My television was out for over a month after Hurricane Wilma (because of a blown-over dish), so I hadn't seen much of the news until vacation last week. The big cause célèbre (literally) seems to be that of one Stanley "Tookie" Williams, quadruple (at least) murderer and co-founder of the deadly Crips street gang, who is due to be executed by lethal injection tomorrow in California.
When I first saw the veritable who's who of leftist talent lined up in support of "Tookie," including usual suspects Mike Farrell, Martin Sheen, Ed Asner, Tom Hayden, and Bianca Jagger, I thought "Wow, with a lineup like that behind him, he must've killed a cop or something."
Imagine my surprise to find out that they're supporting him even though he didn't kill a cop--only four regular people, including one motel-owning couple and their daughter. Other than the fact that he failed to kill a cop, he's just the kind of felon the Left loves (see Jack Henry Abbott, Mumia Abu-Jamal, Huey Newton, etc., etc., ad nauseum), wildly violent but dangerous and attractive for a crowd that sees common street thuggery as "authentic" compared to their own lives of plastic hypocrisy.

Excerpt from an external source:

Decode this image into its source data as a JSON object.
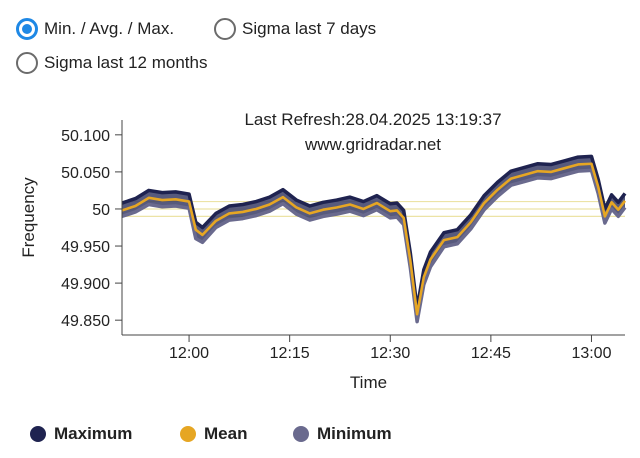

The celebrities who are supporting "Tookie" say he has been rehabilitated (despite the fact that he still denies the crimes to begin with), as evidenced by the fact that....he writes children's books against violence. That's nice and all, and I'm sure Tookie is a real wordsmith. But this view overlooks the simple fact that it's not about rehabilitation. The Left loves its romantic notions of rehabilitating and redeeming hardened criminals, but it ignores the harsh reality, which is that the vast majority of these guys don't change. And even if they did, it doesn't alter the legal situation, because the death penalty serves a valuable punitive function and is perfectly legitimate regardless of supposed deterrent value, subjective change in the accused, or any other ancillary benefit.
Karla Faye Tucker was put to death in Texas in 1998 for a grisly pickax double murder--despite a jailhouse conversion that led her to deep remorse and repentance for her crimes. Her internal change was heartwarming and (to my eyes, at least) authentic. But it didn't spare her from the just penalty for her crime, nor should it have (misguided appeals from the likes of Pat Robertson aside). Then-governor George W. Bush rightly allowed Tucker's justly-imposed sentence to be carried out, because her subsequent remorse (something Williams lacks, incidentally) did not change the fact of what she had done, nor did it bring her victims back.
If Arnold Schwarzenegger does the right thing and does not allow himself to be cowed by the veiled threats of rioting that leaders of the black community are putting out there (a fact that ought to infuriate black people against their supposed leaders--I mean, think about that--it's assumed that they'll riot in the streets if the governor doesn't grant clemency to a convicted murderer, and rather than being horrified, many actually seem to embrace that implication!) justice will be served sometime tomorrow when the poison begins to flow into the veins of Stanley Williams--though his death will be much more peacful and pain-free than that of his known victims.
(UPDATE: Gov. Schwarzenegger [that's still the oddest thing I ever find myself writing] has denied clemency, and Williams will likely be executed in a few hours. We'll see what happens after that. The fact that rioting can even be reasonably anticipated ought to be an intense embarassment for all involved--though it's not, oddly enough.)